Fig. 4: RNA bulk sequencing reveals transcription factor 4 as a potential regulator of early life stress-induced effects on the brain that interact with FKBP51 in glutamatergic forebrain neurons.

Bulk mRNA sequencing was performed on the hippocampus of female mice of the first cohort. A A clear differential expression profile was found for the effects of genotype. Furthermore, a weighted gene co-expression analysis (WGCNA) revealed 18 co-expressed gene modules that were associated with effects of genotype, ELS exposure or their interaction (B). One of these modules was associated not only with ELS exposure but was also associated with the interaction of ELS and Fkbp5 genotype. C Subsequently, a transcription factor enrichment analysis was performed for the dark orange module, which resulted in 10 enriched transcription factors.
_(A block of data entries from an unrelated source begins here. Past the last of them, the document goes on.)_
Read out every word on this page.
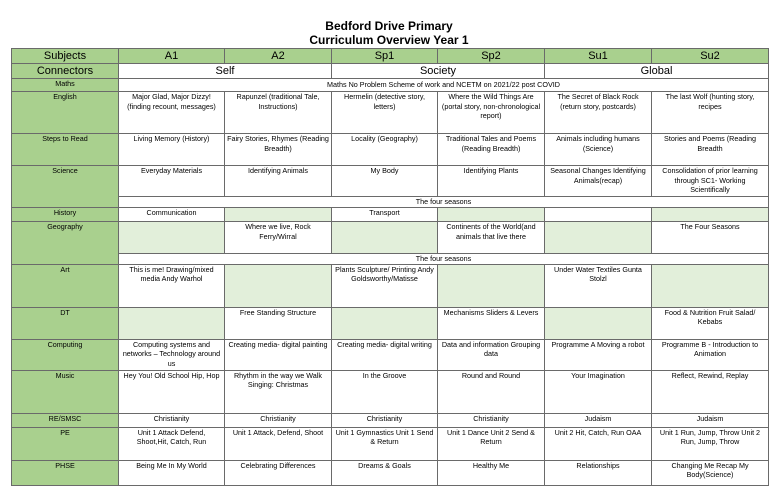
Bedford Drive Primary
Curriculum Overview Year 1
Subjects	A1	A2	Sp1	Sp2	Su1	Su2
Connectors	Self		Society		Global	
Maths	Maths No Problem Scheme of work and NCETM on 2021/22 post COVID					
English	Major Glad, Major Dizzy! (finding recount, messages)	Rapunzel (traditional Tale, Instructions)	Hermelin (detective story, letters)	Where the Wild Things Are (portal story, non-chronological report)	The Secret of Black Rock (return story, postcards)	The last Wolf (hunting story, recipes
Steps to Read	Living Memory (History)	Fairy Stories, Rhymes (Reading Breadth)	Locality (Geography)	Traditional Tales and Poems (Reading Breadth)	Animals including humans (Science)	Stories and Poems (Reading Breadth
Science	Everyday Materials	Identifying Animals	My Body	Identifying Plants	Seasonal Changes Identifying Animals(recap)	Consolidation of prior learning through SC1- Working Scientifically
	The four seasons					
History	Communication		Transport			
Geography		Where we live, Rock Ferry/Wirral		Continents of the World(and animals that live there		The Four Seasons
	The four seasons					
Art	This is me! Drawing/mixed media Andy Warhol		Plants Sculpture/ Printing Andy Goldsworthy/Matisse		Under Water Textiles Gunta Stolzl	
DT		Free Standing Structure		Mechanisms Sliders & Levers		Food & Nutrition Fruit Salad/ Kebabs
Computing	Computing systems and networks – Technology around us	Creating media- digital painting	Creating media- digital writing	Data and information Grouping data	Programme A Moving a robot	Programme B - Introduction to Animation
Music	Hey You! Old School Hip, Hop	Rhythm in the way we Walk Singing: Christmas	In the Groove	Round and Round	Your Imagination	Reflect, Rewind, Replay
RE/SMSC	Christianity	Christianity	Christianity	Christianity	Judaism	Judaism
PE	Unit 1 Attack Defend, Shoot,Hit, Catch, Run	Unit 1 Attack, Defend, Shoot	Unit 1 Gymnastics Unit 1 Send & Return	Unit 1 Dance Unit 2 Send & Return	Unit 2 Hit, Catch, Run OAA	Unit 1 Run, Jump, Throw Unit 2 Run, Jump, Throw
PHSE	Being Me In My World	Celebrating Differences	Dreams & Goals	Healthy Me	Relationships	Changing Me Recap My Body(Science)
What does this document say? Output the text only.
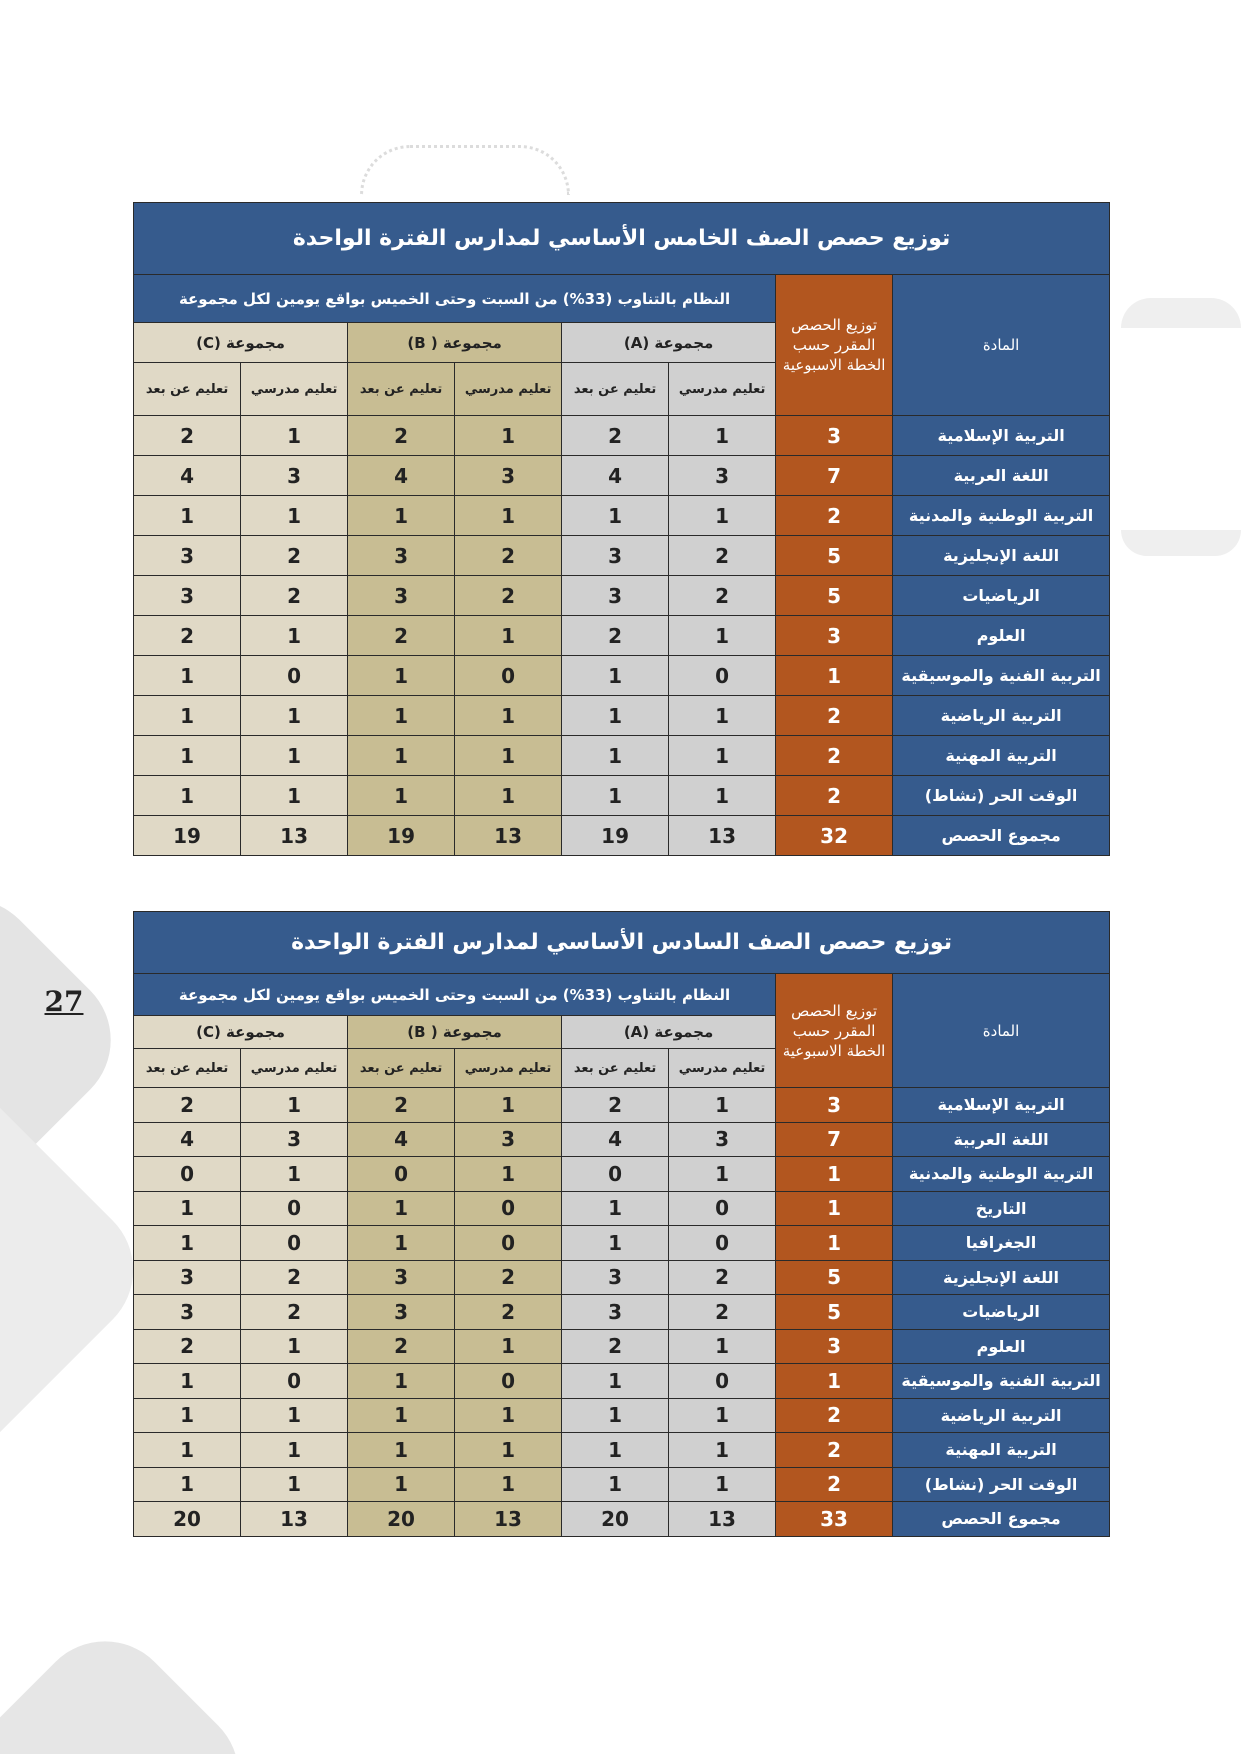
27
توزيع حصص الصف الخامس الأساسي لمدارس الفترة الواحدة							
المادة	توزيع الحصص المقرر حسب الخطة الاسبوعية	النظام بالتناوب (33%) من السبت وحتى الخميس بواقع يومين لكل مجموعة					
		مجموعة (A)		مجموعة ( B)		مجموعة (C)	
		تعليم مدرسي	تعليم عن بعد	تعليم مدرسي	تعليم عن بعد	تعليم مدرسي	تعليم عن بعد
التربية الإسلامية	3	1	2	1	2	1	2
اللغة العربية	7	3	4	3	4	3	4
التربية الوطنية والمدنية	2	1	1	1	1	1	1
اللغة الإنجليزية	5	2	3	2	3	2	3
الرياضيات	5	2	3	2	3	2	3
العلوم	3	1	2	1	2	1	2
التربية الفنية والموسيقية	1	0	1	0	1	0	1
التربية الرياضية	2	1	1	1	1	1	1
التربية المهنية	2	1	1	1	1	1	1
الوقت الحر (نشاط)	2	1	1	1	1	1	1
مجموع الحصص	32	13	19	13	19	13	19
توزيع حصص الصف السادس الأساسي لمدارس الفترة الواحدة							
المادة	توزيع الحصص المقرر حسب الخطة الاسبوعية	النظام بالتناوب (33%) من السبت وحتى الخميس بواقع يومين لكل مجموعة					
		مجموعة (A)		مجموعة ( B)		مجموعة (C)	
		تعليم مدرسي	تعليم عن بعد	تعليم مدرسي	تعليم عن بعد	تعليم مدرسي	تعليم عن بعد
التربية الإسلامية	3	1	2	1	2	1	2
اللغة العربية	7	3	4	3	4	3	4
التربية الوطنية والمدنية	1	1	0	1	0	1	0
التاريخ	1	0	1	0	1	0	1
الجغرافيا	1	0	1	0	1	0	1
اللغة الإنجليزية	5	2	3	2	3	2	3
الرياضيات	5	2	3	2	3	2	3
العلوم	3	1	2	1	2	1	2
التربية الفنية والموسيقية	1	0	1	0	1	0	1
التربية الرياضية	2	1	1	1	1	1	1
التربية المهنية	2	1	1	1	1	1	1
الوقت الحر (نشاط)	2	1	1	1	1	1	1
مجموع الحصص	33	13	20	13	20	13	20
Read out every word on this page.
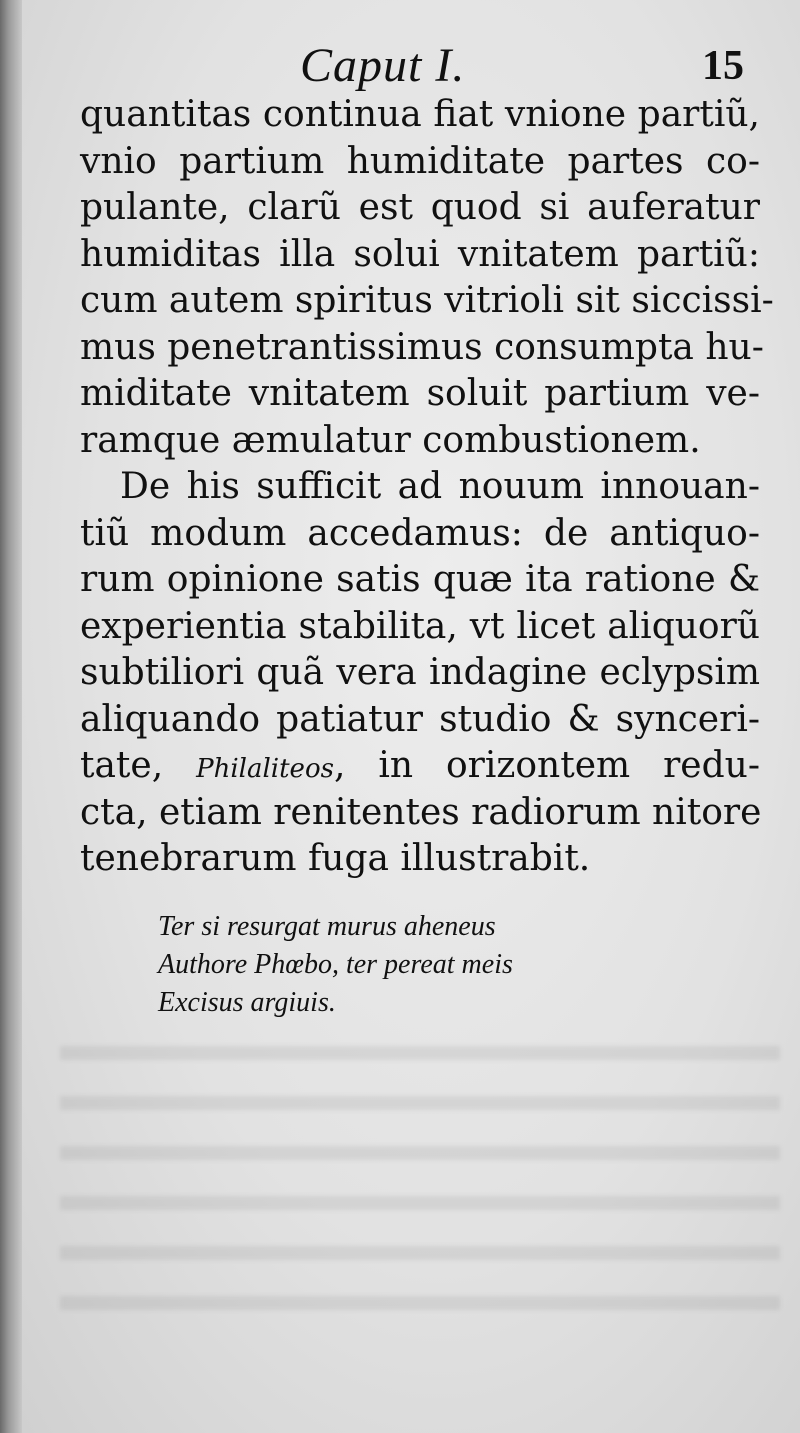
Caput I.	15
quantitas continua fiat vnione partiũ,
vnio partium humiditate partes co-
pulante, clarũ est quod si auferatur
humiditas illa solui vnitatem partiũ:
cum autem spiritus vitrioli sit siccissi-
mus penetrantissimus consumpta hu-
miditate vnitatem soluit partium ve-
ramque æmulatur combustionem.
De his sufficit ad nouum innouan-
tiũ modum accedamus: de antiquo-
rum opinione satis quæ ita ratione &
experientia stabilita, vt licet aliquorũ
subtiliori quã vera indagine eclypsim
aliquando patiatur studio & synceri-
tate, Philaliteos, in orizontem redu-
cta, etiam renitentes radiorum nitore
tenebrarum fuga illustrabit.
Ter si resurgat murus aheneus
Authore Phœbo, ter pereat meis
Excisus argiuis.
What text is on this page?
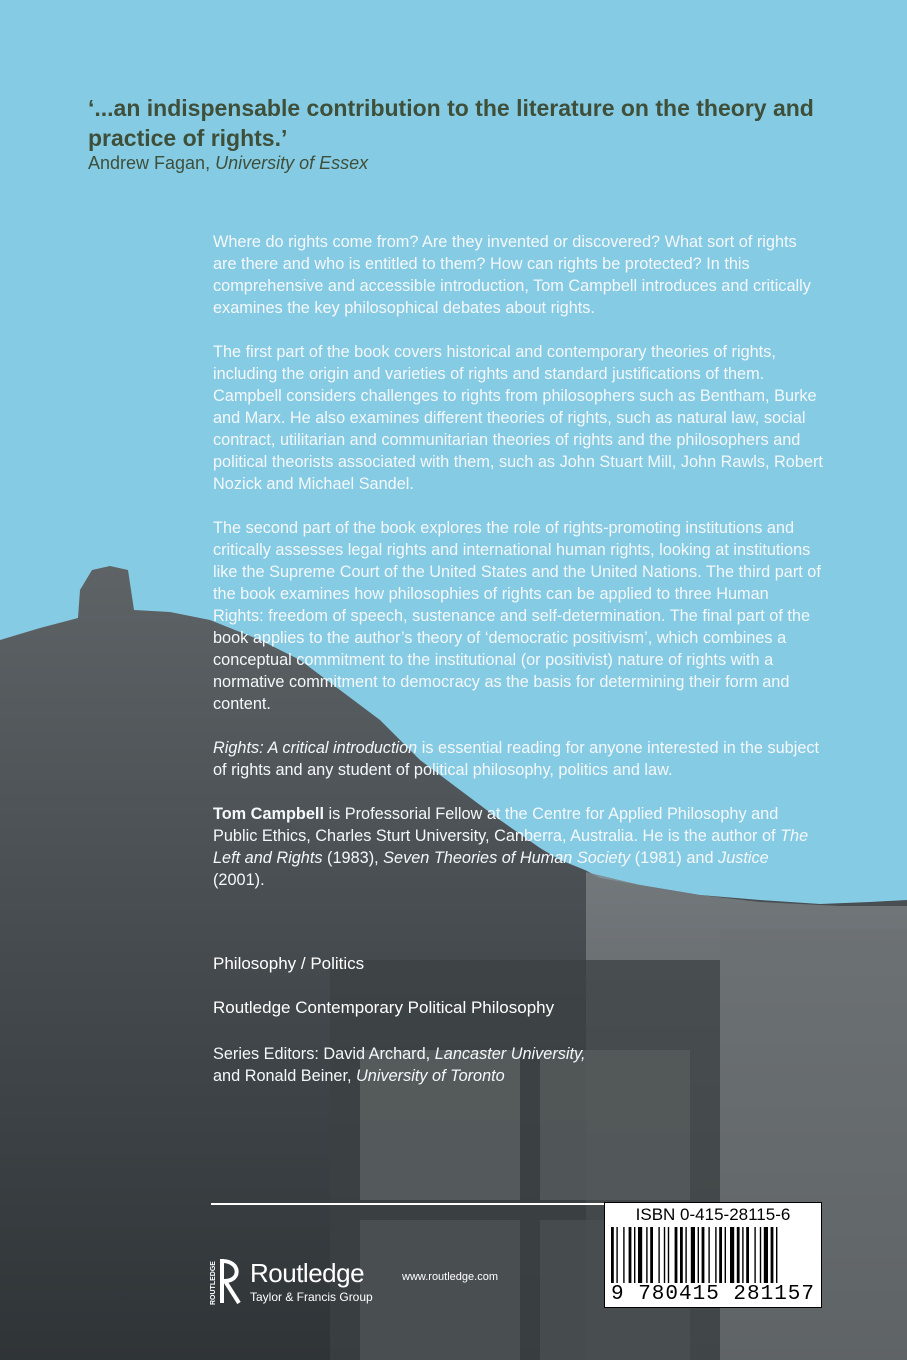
‘...an indispensable contribution to the literature on the theory and practice of rights.’
Andrew Fagan, University of Essex

Where do rights come from? Are they invented or discovered? What sort of rights are there and who is entitled to them? How can rights be protected? In this comprehensive and accessible introduction, Tom Campbell introduces and critically examines the key philosophical debates about rights.

The first part of the book covers historical and contemporary theories of rights, including the origin and varieties of rights and standard justifications of them. Campbell considers challenges to rights from philosophers such as Bentham, Burke and Marx. He also examines different theories of rights, such as natural law, social contract, utilitarian and communitarian theories of rights and the philosophers and political theorists associated with them, such as John Stuart Mill, John Rawls, Robert Nozick and Michael Sandel.

The second part of the book explores the role of rights-promoting institutions and critically assesses legal rights and international human rights, looking at institutions like the Supreme Court of the United States and the United Nations. The third part of the book examines how philosophies of rights can be applied to three Human Rights: freedom of speech, sustenance and self-determination. The final part of the book applies to the author’s theory of ‘democratic positivism’, which combines a conceptual commitment to the institutional (or positivist) nature of rights with a normative commitment to democracy as the basis for determining their form and content.

Rights: A critical introduction is essential reading for anyone interested in the subject of rights and any student of political philosophy, politics and law.

Tom Campbell is Professorial Fellow at the Centre for Applied Philosophy and Public Ethics, Charles Sturt University, Canberra, Australia. He is the author of The Left and Rights (1983), Seven Theories of Human Society (1981) and Justice (2001).

Philosophy / Politics
Routledge Contemporary Political Philosophy
Series Editors: David Archard, Lancaster University,
and Ronald Beiner, University of Toronto
ROUTLEDGE Routledge
Taylor & Francis Group
www.routledge.com
ISBN 0-415-28115-6
9 780415 281157
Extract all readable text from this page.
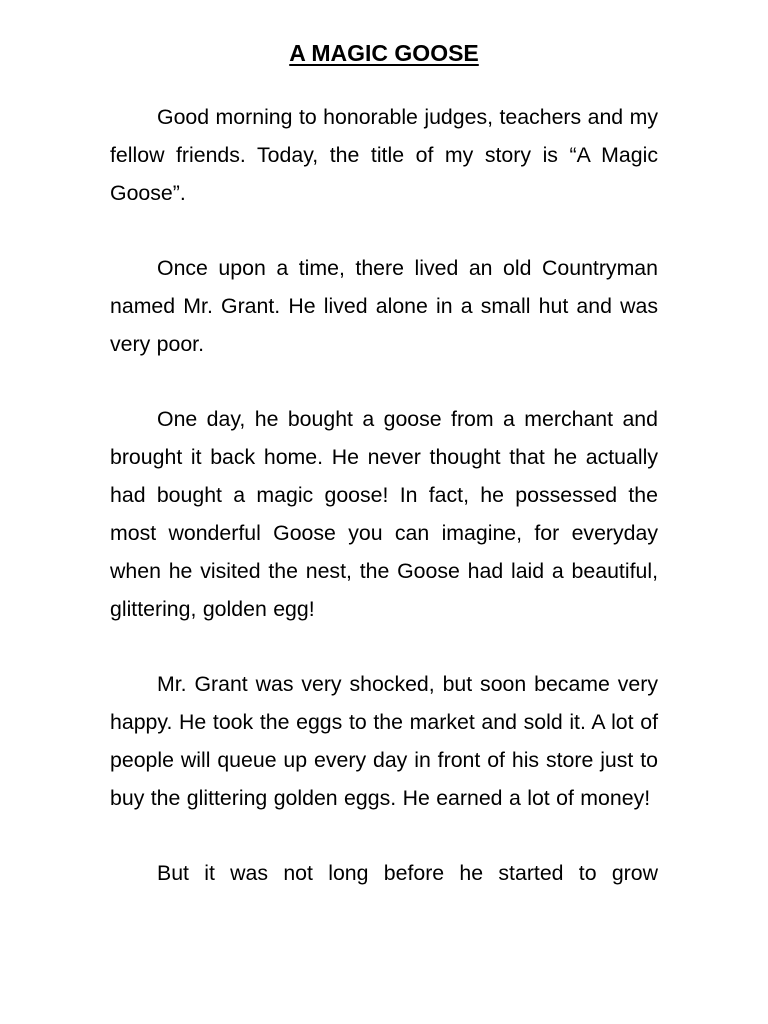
A MAGIC GOOSE

Good morning to honorable judges, teachers and my fellow friends. Today, the title of my story is “A Magic Goose”.

Once upon a time, there lived an old Countryman named Mr. Grant. He lived alone in a small hut and was very poor.

One day, he bought a goose from a merchant and brought it back home. He never thought that he actually had bought a magic goose! In fact, he possessed the most wonderful Goose you can imagine, for everyday when he visited the nest, the Goose had laid a beautiful, glittering, golden egg!

Mr. Grant was very shocked, but soon became very happy. He took the eggs to the market and sold it. A lot of people will queue up every day in front of his store just to buy the glittering golden eggs. He earned a lot of money!

But it was not long before he started to grow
Using the software Knowing01, all genes that are regulated by the enriched transcription factors were overlaid with datasets from human psychiatric GWAS studies and the hub genes of the dark orange module (D). The right panel (D) shows which genes are regulated by specific enriched transcription factors and their resulting (indirect) overlap with the datasets. This revealed that the transcription factor 4 (TCF4) regulates the largest number of genes that had an overlap with any of the datasets. Moreover, it is the only enriched transcription factor that regulates a gene that was associated with early life adversity in females (Slc17a6; yellow dot).